Оставили позади круг полей, иные угодья. Шли по чёткому следу орды – впереди воинства Бойша пустил лучших следопытов, да и не прятались карлики, чувствуя свою силу. Шли молча – ни шепотка, ни пересудов. Все понимали, насколько страшен враг. Слова Ромара о том, что боевые птицы, даже ничего не видя, начнут клевать всех вокруг себя, не вылезали из голов.
Про Таши и Унику уже никто не вспоминал.
Ночь катилась им вслед тёмной волной. И, словно толкаемые десятками и сотнями ног, поворачивались звёзды. Луна проглянула было и спряталась – видно, помогли предки, вовремя пригнали облаков. Хотя карлики, в отличие от своих птиц, так и так видят в темноте лучше кошек, не зря ж они большеглазым лесным убийцам сродни.
Шли давно знакомой дорогой к низовому селению, где заправлял Туран. Оскорблённый старшина сразу же после суда ушёл с немногими спутниками домой, и оставалось только гадать – достигли они частокола или достались на обед диатримам.
Таши в дозор не посылали. Эта честь досталась Тейко; и среди тьмы передовые родового ополчения внезапно услыхали сдавленный, срывающийся полукрик-полухрип.
Тейко молча вскинул лук, готовый стрелять на звук, но вовремя понял, что кричит бегущий в ночи человек.
– Это я, я… Лихор!..
Бегун был весь покрыт кровью. Из плеча вырван целый кусок мяса. Как с такой раной ухитрился ещё и бежать – никто не мог понять. Он бежал и плакал. Плакал и бежал.

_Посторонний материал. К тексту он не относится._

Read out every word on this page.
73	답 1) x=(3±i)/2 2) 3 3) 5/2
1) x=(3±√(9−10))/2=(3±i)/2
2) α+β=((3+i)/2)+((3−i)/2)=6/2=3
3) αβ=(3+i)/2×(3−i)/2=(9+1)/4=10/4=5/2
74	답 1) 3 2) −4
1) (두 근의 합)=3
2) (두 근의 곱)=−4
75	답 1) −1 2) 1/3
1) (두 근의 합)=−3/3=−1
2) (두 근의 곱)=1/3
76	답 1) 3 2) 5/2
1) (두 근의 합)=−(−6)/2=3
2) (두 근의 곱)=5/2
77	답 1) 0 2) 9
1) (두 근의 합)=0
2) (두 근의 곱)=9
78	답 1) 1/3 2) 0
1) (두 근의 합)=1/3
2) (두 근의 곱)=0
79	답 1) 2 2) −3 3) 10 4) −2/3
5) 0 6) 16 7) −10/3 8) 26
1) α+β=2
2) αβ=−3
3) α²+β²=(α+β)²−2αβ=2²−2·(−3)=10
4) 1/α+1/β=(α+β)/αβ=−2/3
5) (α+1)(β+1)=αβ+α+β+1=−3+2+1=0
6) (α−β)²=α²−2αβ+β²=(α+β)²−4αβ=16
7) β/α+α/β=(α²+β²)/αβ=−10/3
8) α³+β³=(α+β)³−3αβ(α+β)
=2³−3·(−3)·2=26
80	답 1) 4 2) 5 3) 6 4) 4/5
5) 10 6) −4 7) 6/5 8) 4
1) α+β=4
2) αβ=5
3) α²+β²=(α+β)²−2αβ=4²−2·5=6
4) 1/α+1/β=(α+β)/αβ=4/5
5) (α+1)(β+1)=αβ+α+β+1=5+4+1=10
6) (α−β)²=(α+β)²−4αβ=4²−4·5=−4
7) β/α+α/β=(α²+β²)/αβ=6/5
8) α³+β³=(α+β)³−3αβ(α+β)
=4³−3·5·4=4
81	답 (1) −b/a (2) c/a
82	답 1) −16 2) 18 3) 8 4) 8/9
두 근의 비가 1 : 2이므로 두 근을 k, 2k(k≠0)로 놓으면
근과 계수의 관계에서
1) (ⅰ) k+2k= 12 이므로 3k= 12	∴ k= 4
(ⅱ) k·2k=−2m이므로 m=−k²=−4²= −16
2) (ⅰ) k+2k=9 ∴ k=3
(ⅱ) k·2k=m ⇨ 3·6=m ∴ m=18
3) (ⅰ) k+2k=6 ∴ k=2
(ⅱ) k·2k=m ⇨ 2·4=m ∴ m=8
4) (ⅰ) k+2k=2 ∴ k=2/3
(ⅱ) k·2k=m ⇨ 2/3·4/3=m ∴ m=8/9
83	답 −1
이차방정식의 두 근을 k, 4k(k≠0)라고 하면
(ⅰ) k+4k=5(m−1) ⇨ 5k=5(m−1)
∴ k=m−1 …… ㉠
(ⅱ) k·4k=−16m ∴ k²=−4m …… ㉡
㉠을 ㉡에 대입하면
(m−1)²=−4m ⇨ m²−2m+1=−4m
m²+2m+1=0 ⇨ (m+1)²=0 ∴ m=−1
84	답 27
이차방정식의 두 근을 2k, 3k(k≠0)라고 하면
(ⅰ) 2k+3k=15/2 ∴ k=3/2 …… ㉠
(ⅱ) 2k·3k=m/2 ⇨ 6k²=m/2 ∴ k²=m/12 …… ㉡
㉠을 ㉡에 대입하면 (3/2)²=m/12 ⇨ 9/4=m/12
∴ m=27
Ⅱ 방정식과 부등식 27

Воины столпились кругом парня. Кто-то сведущий в знахарстве занялся повязкой. Послали за Бойшей. А Таши почувствовал, как внезапно стало холодно внутри. Надвигалась небывалая беда, какой не знал ещё род.
И Лихор рассказал.
Оказалось, не в одном месте перешли Великую карлики-диатриты. И очень быстро нашли низовое селение…
Беда свалилась ярким полуднем, когда не опасаешься никакого чужеродного колдовства. Лениво паслись отары. Лениво дремали пастухи. И широко раскрыты были ворота в городьбе. Плахи отодвинуты – кого бояться? Страшные диатримы оставались где-то там, далеко; никто не мог и помыслить, что они пожалуют сюда.
Туран едва вернулся с судилища. Пришёл мрачный, злой, что не по-евонному вышло. Нарычал на всех, надавал затрещин да оплеух. Разогнал народ по работам – сорвал сердце. Почему дров для общинных очагов не припасли к его, Турана, возвращению? Здесь вам перелесков нет, не на севере живём, о дровах особая забота должна быть. Почему воды мало, почему раскрошившееся в частоколе бревно не заменили, хотя он уж мозоли на языке натёр, почему столько здоровенных мужиков глаза проглядывает, в степь пялится, от работы отлынивает – дескать, мы на страже? Почему?.. Почему?.. Почему?..
Оно и понятно – старшина разгневанный всегда найдёт к чему прицепиться.
И началось. Всех взбудоражил Туран, всем хвосты накрутил, всех покоя лишил. На входе в городьбу остался один увечный Мамур.
Диатримы налетели, когда народ только-только разбредался по работам. Может статься, и больше бы уцелело, если бы подальше отойти успели: схоронились бы по кустам, по зарослям кизила, куда и диатрима не полезет. Так ведь нет – в самый заполошный момент диатриты застигли.
Когда раздалось многоголосое злобное клекотанье, никто сперва и не поверил. Всё казалось – далеко где-то беда ходит, нас стороной минует, не застигнет. Ан не обошла.
Карлики загодя развернулись широко и пошли на людей, как серп на колосья. Выследили, верно, улучили момент – и ударили. Может, подвернись им отара первой – и успел бы люд спастись, а так…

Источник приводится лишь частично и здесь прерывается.